Honda Says China Will Soon Overtake US As Largest Market

China’s rapid, credit-fueled boom is losing its punch as new credit creation is becoming less efficient at driving growth – despite the Communist Party reporting a 6.9% growth rate for 2017 (which conveniently surpassed the party’s “targeted” growth rate of 6.5% even though Chinese economic data is widely believed to be fabricated). And even though the risk of its economy collapsing in a mountain of bad debt remains ever-present, because there’s no telling when it’s “Minsky moment” will arrive, many economists believe its GDP will surpass the US some time during the next ten years, making it the world’s largest economy.

One UK think tank projected last year that China would overtake the US by 2032. But Honda implied an even faster shift in its latest sales guidance, where Japanese automaker behemoth projected that China will surpass the US as its largest market during the next couple of years, according to Reuters.


Sales in Asia have been so strong that the company lifted its full year profit outlook by 4%, with China leading the boom.

Indeed, while US sales stagnated last year, contributing to a 3% contraction in global sales, sales in China jumped 15.5% to 1.44 million units. In fact, Asia was the only region where Honda saw year-on-year sales growth in 2017. 

Honda, Toyota Motor Corp (7203.T), Nissan Motor Co (7201.T) and other Japanese automakers currently count the United States as their biggest market. But Honda has experienced explosive growth in China during the past three years, luring consumers with new offerings in the sport-utility vehicle (SUV) segment including its CR-V and Vezel models.

Last year, its China sales jumped 15.5 percent to 1.44 million units, even as overall vehicle market growth slowed to just 3 percent year-on-year, the weakest in at least two decades.

In contrast, sales in the United States, for decades Honda’s largest country market, were largely stagnant at 1.64 million vehicles last year, and significant growth is unlikely given that overall vehicle sales in the country are widely expected to retreat after peaking in 2016.

In the third quarter, Asia including China was the only region where Honda saw year-on-year growth in vehicle sales, while sales at home, North America, Europe and other regions fell. Honda expects Asia to overtake North America as its biggest source of annual vehicle sales for the first time this year.

Because it relies on joint-ventures with local Chinese companies (as practically every foreign automaker is forced to do) Honda is scrambling to raise capacity, but said there might be some short-term difficulties until it completes a new plant in 2019.

Honda has been ramping up production in China, and Executive Vice President Seiji Kuraishi said that a further, significant rise in capacity would be difficult until it completes a new plant in 2019 through a joint venture with China’s Dongfeng Motor Group.

“We’re struggling to increase production in China, so it would difficult to match our sales in the U.S. market at the moment,” Kuraishi told reporters at a briefing.

“But given the current state of the market, it’s likely that China will overtake the United States soon.”

In keeping with China’s push to eventually phase out fossil fuels in cars to help combat its worsening pollution problem, Honda plans to launch a compact all-battery electric car in China later this year, and Kuraishi said that the company would also focus on developing car-sharing and other new mobility services for the country.

Expectations for stronger sales growth in Asia prompted Japan’s third-biggest automaker to raise its full-year forecast for operating profit to 775 billion yen ($7.06 billion), while it sees the yen averaging 110 yen versus the U.S. dollar in the year through March, from 109 yen previously.

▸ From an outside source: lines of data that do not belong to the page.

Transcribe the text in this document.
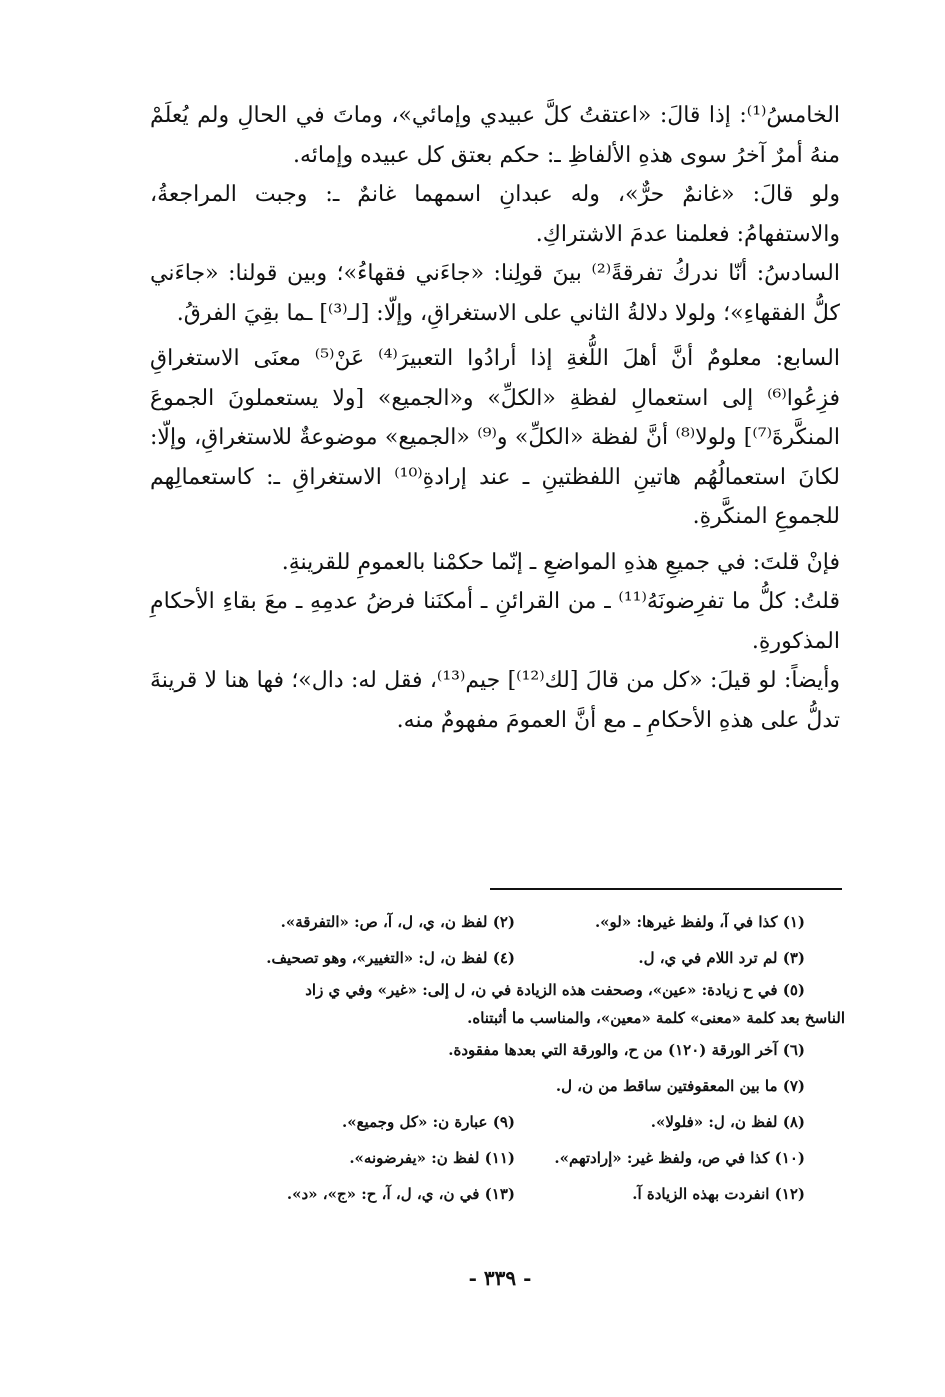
الخامسُ⁽¹⁾: إذا قالَ: «اعتقتُ كلَّ عبيدي وإمائي»، وماتَ في الحالِ ولم يُعلَمْ منهُ أمرٌ آخرُ سوى هذهِ الألفاظِ ـ: حكم بعتق كل عبيده وإمائه.

ولو قالَ: «غانمٌ حرٌّ»، وله عبدانِ اسمهما غانمٌ ـ: وجبت المراجعةُ، والاستفهامُ: فعلمنا عدمَ الاشتراكِ.

السادسُ: أنّا ندركُ تفرقةً⁽²⁾ بينَ قولِنا: «جاءَني فقهاءُ»؛ وبين قولنا: «جاءَني كلُّ الفقهاءِ»؛ ولولا دلالةُ الثاني على الاستغراقِ، وإلّا: [لـ⁽³⁾] ـما بقِيَ الفرقُ.

السابع: معلومٌ أنَّ أهلَ اللُّغةِ إذا أرادُوا التعبيرَ⁽⁴⁾ عَنْ⁽⁵⁾ معنَى الاستغراقِ فزِعُوا⁽⁶⁾ إلى استعمالِ لفظةِ «الكلِّ» و«الجميع» [ولا يستعملونَ الجموعَ المنكَّرةَ⁽⁷⁾] ولولا⁽⁸⁾ أنَّ لفظة «الكلِّ» و⁽⁹⁾ «الجميع» موضوعةٌ للاستغراقِ، وإلّا: لكانَ استعمالُهُم هاتينِ اللفظتينِ ـ عند إرادةِ⁽¹⁰⁾ الاستغراقِ ـ: كاستعمالِهم للجموعِ المنكَّرةِ.

فإنْ قلتَ: في جميعِ هذهِ المواضعِ ـ إنّما حكمْنا بالعمومِ للقرينةِ.

قلتُ: كلُّ ما تفرِضونَهُ⁽¹¹⁾ ـ من القرائنِ ـ أمكنَنا فرضُ عدمِهِ ـ معَ بقاءِ الأحكامِ المذكورةِ.

وأيضاً: لو قيلَ: «كل من قالَ [لك⁽¹²⁾] جيم⁽¹³⁾، فقل له: دال»؛ فها هنا لا قرينةَ تدلُّ على هذهِ الأحكامِ ـ مع أنَّ العمومَ مفهومٌ منه.

(١) كذا في آ، ولفظ غيرها: «لو».
(٢) لفظ ن، ي، ل، آ، ص: «التفرقة».
(٣) لم ترد اللام في ي، ل.
(٤) لفظ ن، ل: «التغيير»، وهو تصحيف.
(٥) في ح زيادة: «عين»، وصحفت هذه الزيادة في ن، ل إلى: «غير» وفي ي زاد
الناسخ بعد كلمة «معنى» كلمة «معين»، والمناسب ما أثبتناه.
(٦) آخر الورقة (١٢٠) من ح، والورقة التي بعدها مفقودة.
(٧) ما بين المعقوفتين ساقط من ن، ل.
(٨) لفظ ن، ل: «فلولا».
(٩) عبارة ن: «كل وجميع».
(١٠) كذا في ص، ولفظ غير: «إرادتهم».
(١١) لفظ ن: «يفرضونه».
(١٢) انفردت بهذه الزيادة آ.
(١٣) في ن، ي، ل، آ، ح: «ج»، «د».
- ٣٣٩ -
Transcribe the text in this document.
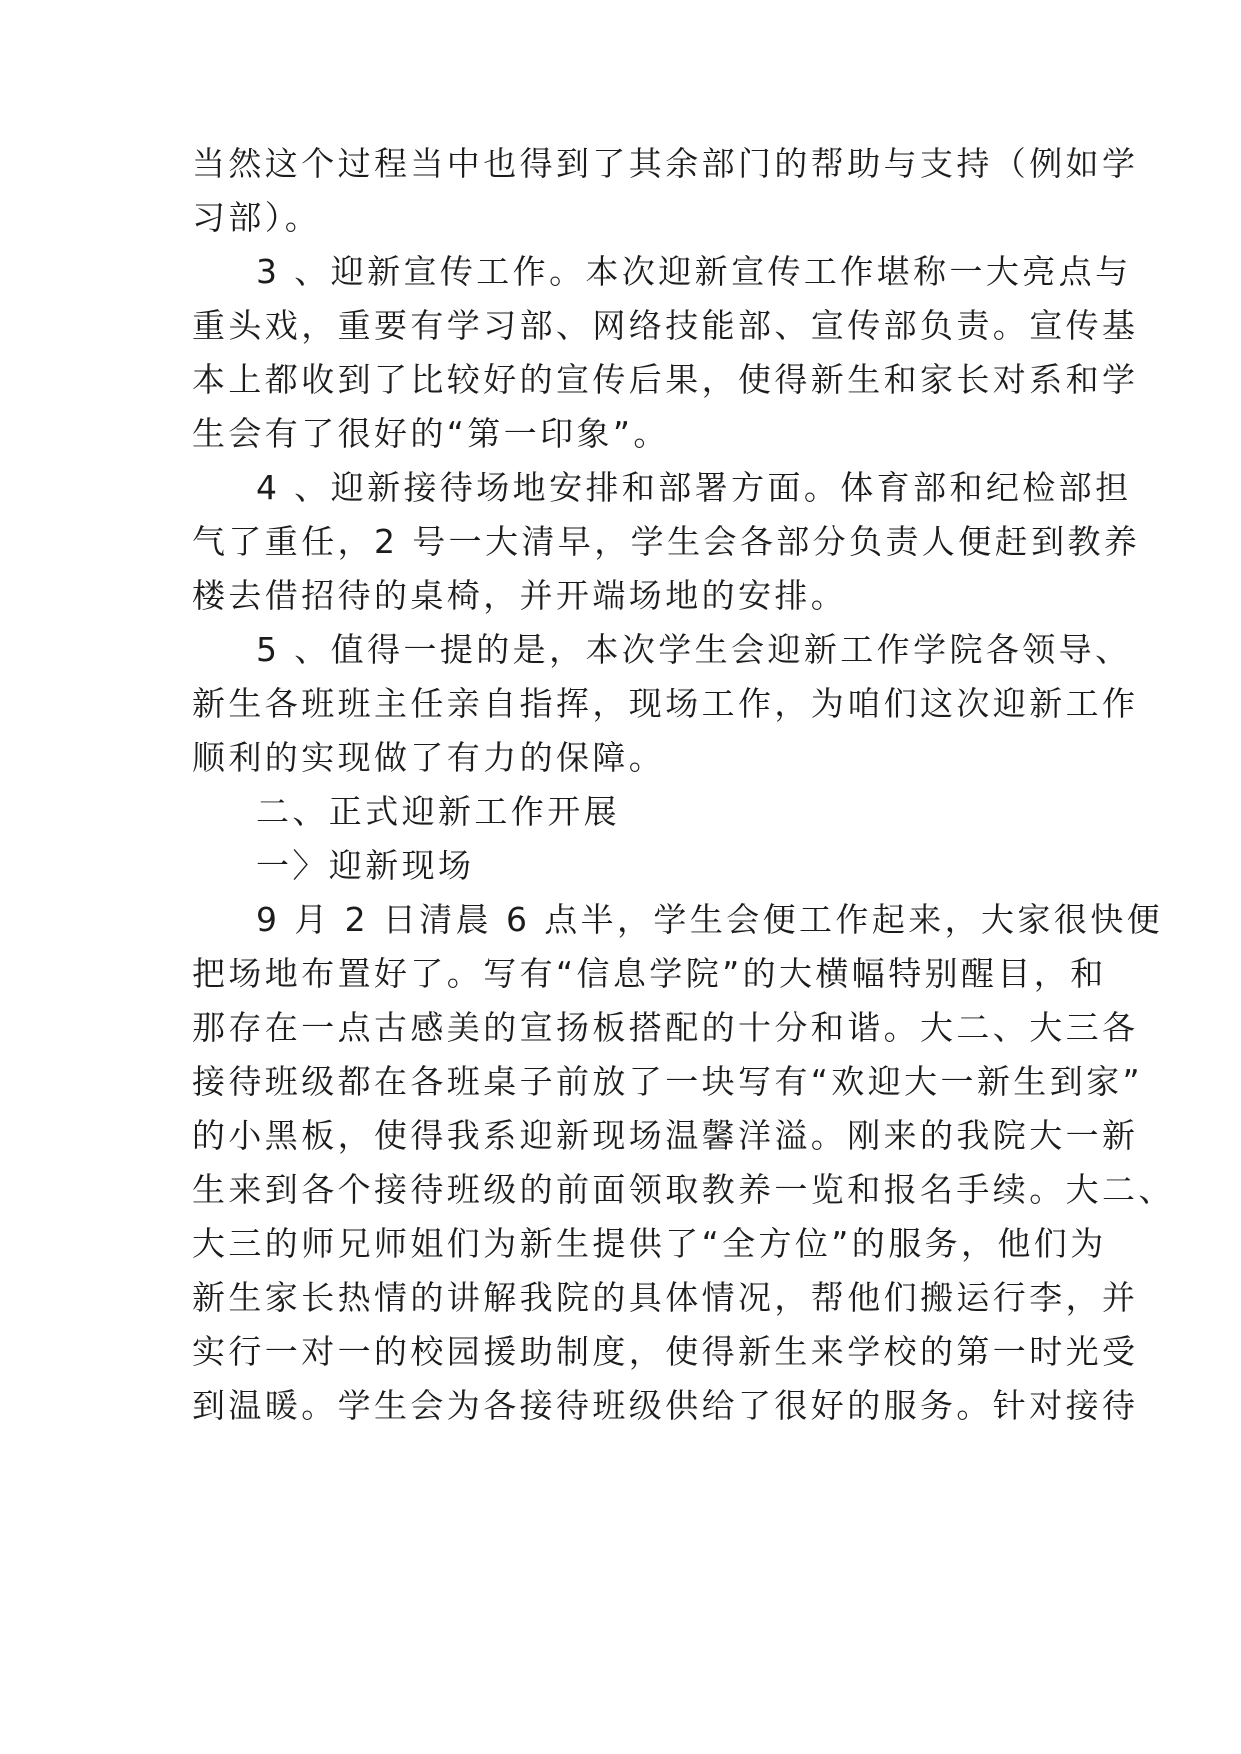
当然这个过程当中也得到了其余部门的帮助与支持（例如学
习部）。
3 、迎新宣传工作。本次迎新宣传工作堪称一大亮点与
重头戏，重要有学习部、网络技能部、宣传部负责。宣传基
本上都收到了比较好的宣传后果，使得新生和家长对系和学
生会有了很好的“第一印象”。
4 、迎新接待场地安排和部署方面。体育部和纪检部担
气了重任，2 号一大清早，学生会各部分负责人便赶到教养
楼去借招待的桌椅，并开端场地的安排。
5 、值得一提的是，本次学生会迎新工作学院各领导、
新生各班班主任亲自指挥，现场工作，为咱们这次迎新工作
顺利的实现做了有力的保障。
二、正式迎新工作开展
一〉迎新现场
9 月 2 日清晨 6 点半，学生会便工作起来，大家很快便
把场地布置好了。写有“信息学院”的大横幅特别醒目，和
那存在一点古感美的宣扬板搭配的十分和谐。大二、大三各
接待班级都在各班桌子前放了一块写有“欢迎大一新生到家”
的小黑板，使得我系迎新现场温馨洋溢。刚来的我院大一新
生来到各个接待班级的前面领取教养一览和报名手续。大二、
大三的师兄师姐们为新生提供了“全方位”的服务，他们为
新生家长热情的讲解我院的具体情况，帮他们搬运行李，并
实行一对一的校园援助制度，使得新生来学校的第一时光受
到温暖。学生会为各接待班级供给了很好的服务。针对接待
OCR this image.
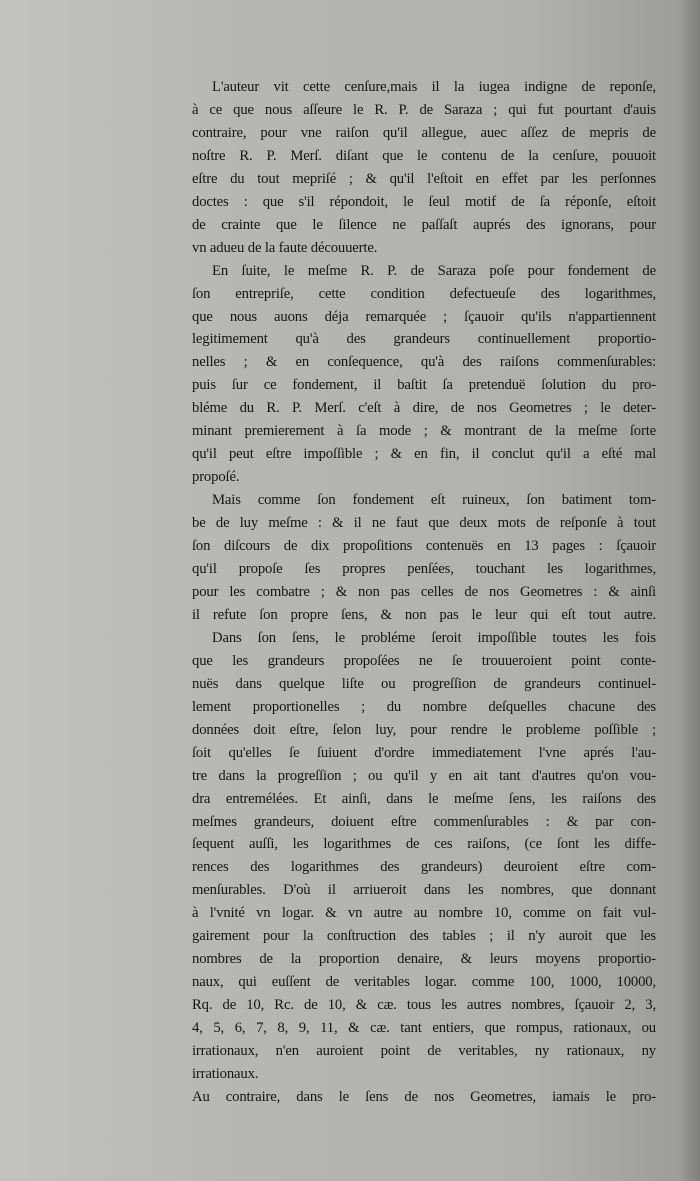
L'auteur vit cette cenſure,mais il la iugea indigne de reponſe,
à ce que nous aſſeure le R. P. de Saraza ; qui fut pourtant d'auis
contraire, pour vne raiſon qu'il allegue, auec aſſez de mepris de
noſtre R. P. Merſ. diſant que le contenu de la cenſure, pouuoit
eſtre du tout mepriſé ; & qu'il l'eſtoit en effet par les perſonnes
doctes : que s'il répondoit, le ſeul motif de ſa réponſe, eſtoit
de crainte que le ſilence ne paſſaſt auprés des ignorans, pour
vn adueu de la faute découuerte.

En ſuite, le meſme R. P. de Saraza poſe pour fondement de
ſon entrepriſe, cette condition defectueuſe des logarithmes,
que nous auons déja remarquée ; ſçauoir qu'ils n'appartiennent
legitimement qu'à des grandeurs continuellement proportio-
nelles ; & en conſequence, qu'à des raiſons commenſurables:
puis ſur ce fondement, il baſtit ſa pretenduë ſolution du pro-
bléme du R. P. Merſ. c'eſt à dire, de nos Geometres ; le deter-
minant premierement à ſa mode ; & montrant de la meſme ſorte
qu'il peut eſtre impoſſible ; & en fin, il conclut qu'il a eſté mal
propoſé.

Mais comme ſon fondement eſt ruineux, ſon batiment tom-
be de luy meſme : & il ne faut que deux mots de reſponſe à tout
ſon diſcours de dix propoſitions contenuës en 13 pages : ſçauoir
qu'il propoſe ſes propres penſées, touchant les logarithmes,
pour les combatre ; & non pas celles de nos Geometres : & ainſi
il refute ſon propre ſens, & non pas le leur qui eſt tout autre.

Dans ſon ſens, le probléme ſeroit impoſſible toutes les fois
que les grandeurs propoſées ne ſe trouueroient point conte-
nuës dans quelque liſte ou progreſſion de grandeurs continuel-
lement proportionelles ; du nombre deſquelles chacune des
données doit eſtre, ſelon luy, pour rendre le probleme poſſible ;
ſoit qu'elles ſe ſuiuent d'ordre immediatement l'vne aprés l'au-
tre dans la progreſſion ; ou qu'il y en ait tant d'autres qu'on vou-
dra entremélées. Et ainſi, dans le meſme ſens, les raiſons des
meſmes grandeurs, doiuent eſtre commenſurables : & par con-
ſequent auſſi, les logarithmes de ces raiſons, (ce ſont les diffe-
rences des logarithmes des grandeurs) deuroient eſtre com-
menſurables. D'où il arriueroit dans les nombres, que donnant
à l'vnité vn logar. & vn autre au nombre 10, comme on fait vul-
gairement pour la conſtruction des tables ; il n'y auroit que les
nombres de la proportion denaire, & leurs moyens proportio-
naux, qui euſſent de veritables logar. comme 100, 1000, 10000,
Rq. de 10, Rc. de 10, & cæ. tous les autres nombres, ſçauoir 2, 3,
4, 5, 6, 7, 8, 9, 11, & cæ. tant entiers, que rompus, rationaux, ou
irrationaux, n'en auroient point de veritables, ny rationaux, ny
irrationaux.

Au contraire, dans le ſens de nos Geometres, iamais le pro-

While the latest forecast is an upgrade from a previous forecast for 745 billion yen, it still represents a 7.8 percent slide from a year prior, as costs for quality-related issues including recalls, along with investment for research and development offset higher sales and cost reductions.

Profit was 284.5 billion yen in October-December, up 37 percent from a year earlier, and exceeding a mean 281.6 billion yen estimate from 11 analysts polled by Thomson Reuters I/B/E/S.

2018 started off with a disappointment for the auto industry with total sales at 17.07mm SAAR (missing expectations and down from 17.76mm in Dec).

Meanwhile, after briefly spiking late last year, new car sales in the US started off 2018 with a disappointment. Domestic auto sales dropped notably to 13.10mm in January – that is the biggest Dec-to-Jan drop since 2010.